Math Help - Problem (Wilson's)

1. Problem (Wilson's)

Let p be an odd prime. Prove that the quadratic congruence $x^2+1 \equiv 0\pmod{p}$ has a solution if and only if $p \equiv1 \pmod{4}$. (hint: use Wilson's theorem)

2. Wilson's theorem states that $(p-1)!\equiv -1 \mod p$. Since $p-1 \equiv 0 \mod 4$ we can regroup the terms in the product $(p-1)!$ in pairs, as $[1\times(p-1)][2 \times (p-2)]\dots\left[\frac{p-1}{2}\times \frac{p-1}{2}\right] \equiv (-1^2)(-2^2)\dots\left(-\left(\frac{p-1}{2}\right)^2\right) \mod p$.
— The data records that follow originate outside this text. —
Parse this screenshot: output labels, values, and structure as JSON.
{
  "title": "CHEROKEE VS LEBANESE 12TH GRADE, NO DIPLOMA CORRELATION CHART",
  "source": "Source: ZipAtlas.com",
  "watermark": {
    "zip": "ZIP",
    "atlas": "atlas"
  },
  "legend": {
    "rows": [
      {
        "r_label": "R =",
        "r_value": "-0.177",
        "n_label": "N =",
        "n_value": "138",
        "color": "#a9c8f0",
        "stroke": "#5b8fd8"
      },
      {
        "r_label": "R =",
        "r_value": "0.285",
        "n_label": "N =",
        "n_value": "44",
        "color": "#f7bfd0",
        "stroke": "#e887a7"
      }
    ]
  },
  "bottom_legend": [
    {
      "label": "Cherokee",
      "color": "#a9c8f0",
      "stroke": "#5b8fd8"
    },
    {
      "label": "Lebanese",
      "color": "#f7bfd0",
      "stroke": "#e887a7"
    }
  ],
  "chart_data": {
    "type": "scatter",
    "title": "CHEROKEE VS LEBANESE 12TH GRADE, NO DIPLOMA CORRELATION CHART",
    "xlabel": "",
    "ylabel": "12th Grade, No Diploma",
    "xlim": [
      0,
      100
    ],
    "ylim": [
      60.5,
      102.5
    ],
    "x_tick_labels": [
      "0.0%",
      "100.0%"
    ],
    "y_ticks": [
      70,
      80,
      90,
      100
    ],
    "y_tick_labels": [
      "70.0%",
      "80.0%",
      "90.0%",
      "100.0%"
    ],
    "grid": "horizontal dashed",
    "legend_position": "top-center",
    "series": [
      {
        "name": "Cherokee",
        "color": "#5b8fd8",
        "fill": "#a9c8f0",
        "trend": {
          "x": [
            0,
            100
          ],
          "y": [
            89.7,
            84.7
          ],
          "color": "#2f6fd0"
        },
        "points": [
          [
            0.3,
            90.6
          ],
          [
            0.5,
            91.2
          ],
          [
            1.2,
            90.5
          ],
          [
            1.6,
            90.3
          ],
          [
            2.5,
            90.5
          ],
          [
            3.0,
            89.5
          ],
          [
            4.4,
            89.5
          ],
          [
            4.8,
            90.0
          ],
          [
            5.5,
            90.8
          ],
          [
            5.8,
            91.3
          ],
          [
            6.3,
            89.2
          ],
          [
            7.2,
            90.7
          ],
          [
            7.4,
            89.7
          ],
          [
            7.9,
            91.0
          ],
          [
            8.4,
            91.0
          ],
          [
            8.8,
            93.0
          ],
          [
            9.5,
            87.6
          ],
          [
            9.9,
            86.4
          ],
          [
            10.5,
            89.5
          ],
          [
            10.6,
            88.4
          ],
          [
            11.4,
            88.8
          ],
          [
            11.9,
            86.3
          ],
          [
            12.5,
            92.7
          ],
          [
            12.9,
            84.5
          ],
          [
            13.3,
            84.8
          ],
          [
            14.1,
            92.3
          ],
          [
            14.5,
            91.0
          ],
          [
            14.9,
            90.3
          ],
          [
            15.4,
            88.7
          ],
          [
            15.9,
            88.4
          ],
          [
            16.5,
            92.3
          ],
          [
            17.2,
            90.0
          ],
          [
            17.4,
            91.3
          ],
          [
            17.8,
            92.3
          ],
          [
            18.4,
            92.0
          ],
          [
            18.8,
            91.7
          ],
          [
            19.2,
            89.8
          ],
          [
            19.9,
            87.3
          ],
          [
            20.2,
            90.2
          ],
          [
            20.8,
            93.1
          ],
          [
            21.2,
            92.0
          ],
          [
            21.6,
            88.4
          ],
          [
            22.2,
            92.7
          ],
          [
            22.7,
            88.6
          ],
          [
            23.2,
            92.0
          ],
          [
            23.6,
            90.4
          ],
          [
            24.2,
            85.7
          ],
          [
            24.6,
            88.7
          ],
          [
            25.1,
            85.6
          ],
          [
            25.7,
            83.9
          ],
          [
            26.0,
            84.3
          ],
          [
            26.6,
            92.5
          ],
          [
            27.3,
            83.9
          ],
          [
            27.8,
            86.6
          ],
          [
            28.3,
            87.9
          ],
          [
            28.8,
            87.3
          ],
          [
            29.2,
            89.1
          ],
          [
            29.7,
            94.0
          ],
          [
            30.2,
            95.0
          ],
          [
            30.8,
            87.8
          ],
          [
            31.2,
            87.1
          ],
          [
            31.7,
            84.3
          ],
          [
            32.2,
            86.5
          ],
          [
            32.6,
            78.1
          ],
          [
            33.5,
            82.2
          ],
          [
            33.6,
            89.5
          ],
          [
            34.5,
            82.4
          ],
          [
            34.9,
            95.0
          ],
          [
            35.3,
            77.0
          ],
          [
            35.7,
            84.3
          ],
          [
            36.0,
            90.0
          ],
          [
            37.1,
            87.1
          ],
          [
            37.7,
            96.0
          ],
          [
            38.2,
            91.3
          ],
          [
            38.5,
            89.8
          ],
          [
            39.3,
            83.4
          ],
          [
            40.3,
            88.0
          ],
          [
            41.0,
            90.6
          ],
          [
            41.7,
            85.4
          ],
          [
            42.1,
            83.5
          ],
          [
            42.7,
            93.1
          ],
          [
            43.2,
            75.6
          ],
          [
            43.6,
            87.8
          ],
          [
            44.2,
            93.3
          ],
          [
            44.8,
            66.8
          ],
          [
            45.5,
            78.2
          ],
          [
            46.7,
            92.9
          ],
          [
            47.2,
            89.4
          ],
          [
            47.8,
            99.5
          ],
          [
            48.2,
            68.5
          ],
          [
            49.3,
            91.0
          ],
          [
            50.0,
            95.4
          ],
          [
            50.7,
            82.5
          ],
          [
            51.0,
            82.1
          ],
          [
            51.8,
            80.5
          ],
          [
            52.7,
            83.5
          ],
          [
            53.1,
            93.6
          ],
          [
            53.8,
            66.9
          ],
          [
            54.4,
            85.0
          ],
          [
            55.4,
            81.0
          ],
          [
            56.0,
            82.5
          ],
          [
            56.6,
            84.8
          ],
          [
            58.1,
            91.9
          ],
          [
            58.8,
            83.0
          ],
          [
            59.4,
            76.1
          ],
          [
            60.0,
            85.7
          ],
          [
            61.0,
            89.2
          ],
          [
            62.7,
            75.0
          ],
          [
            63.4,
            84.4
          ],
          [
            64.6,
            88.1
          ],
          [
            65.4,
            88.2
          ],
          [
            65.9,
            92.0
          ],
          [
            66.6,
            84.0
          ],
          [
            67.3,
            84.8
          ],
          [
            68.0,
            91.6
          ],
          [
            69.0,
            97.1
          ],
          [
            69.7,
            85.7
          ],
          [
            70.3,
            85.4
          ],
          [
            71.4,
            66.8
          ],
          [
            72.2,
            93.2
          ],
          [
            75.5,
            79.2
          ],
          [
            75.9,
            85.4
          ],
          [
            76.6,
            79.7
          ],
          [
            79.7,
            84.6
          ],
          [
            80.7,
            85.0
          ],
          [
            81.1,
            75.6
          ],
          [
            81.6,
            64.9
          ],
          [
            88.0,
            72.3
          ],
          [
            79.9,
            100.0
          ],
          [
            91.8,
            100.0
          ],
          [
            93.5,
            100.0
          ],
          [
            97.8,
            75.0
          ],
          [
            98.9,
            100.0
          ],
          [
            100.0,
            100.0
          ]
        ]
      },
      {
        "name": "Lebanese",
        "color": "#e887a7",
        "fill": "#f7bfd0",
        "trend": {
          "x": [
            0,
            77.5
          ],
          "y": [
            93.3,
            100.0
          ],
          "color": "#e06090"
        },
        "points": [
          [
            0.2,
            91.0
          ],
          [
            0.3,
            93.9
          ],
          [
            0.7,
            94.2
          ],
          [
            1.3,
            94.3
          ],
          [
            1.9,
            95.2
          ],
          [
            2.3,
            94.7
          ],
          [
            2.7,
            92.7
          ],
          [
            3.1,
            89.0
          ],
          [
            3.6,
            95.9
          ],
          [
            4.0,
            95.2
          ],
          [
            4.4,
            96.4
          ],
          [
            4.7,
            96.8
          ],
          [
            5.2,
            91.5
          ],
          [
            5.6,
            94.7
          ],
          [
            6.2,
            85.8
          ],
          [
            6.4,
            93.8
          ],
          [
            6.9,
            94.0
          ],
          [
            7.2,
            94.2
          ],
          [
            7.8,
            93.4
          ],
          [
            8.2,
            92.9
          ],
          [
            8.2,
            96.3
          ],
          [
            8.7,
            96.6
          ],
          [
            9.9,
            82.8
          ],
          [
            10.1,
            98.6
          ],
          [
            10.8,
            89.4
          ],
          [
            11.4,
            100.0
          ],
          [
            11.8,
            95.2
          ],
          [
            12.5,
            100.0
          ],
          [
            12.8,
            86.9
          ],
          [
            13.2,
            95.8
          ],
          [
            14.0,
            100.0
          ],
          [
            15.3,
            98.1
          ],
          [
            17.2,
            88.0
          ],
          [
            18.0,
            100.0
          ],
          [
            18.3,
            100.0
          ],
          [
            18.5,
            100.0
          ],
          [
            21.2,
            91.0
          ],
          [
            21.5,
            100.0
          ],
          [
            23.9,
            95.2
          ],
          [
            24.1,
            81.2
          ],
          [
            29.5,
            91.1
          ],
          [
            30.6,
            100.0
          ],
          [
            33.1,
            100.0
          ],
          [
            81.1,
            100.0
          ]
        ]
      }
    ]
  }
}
Can you take it from there?

3. Alright, I have the <= direction.

For the => direction, i have worked with wilson's down to
$(k!)^2\equiv-1 (mod p)$ where $k=\frac{p-1}{2}$ but can't quite see how to get to the required conclusion of $p\equiv1 (mod 4)$

4. Well if $a^d \equiv 1 \mod p$ and $a^j \not\equiv 1 \mod p$ for $1 \leq j < d$ then we always must have $d|p-1$. What can you say about the order of $x$ mod $p$ if $x^2\equiv -1 \mod p$?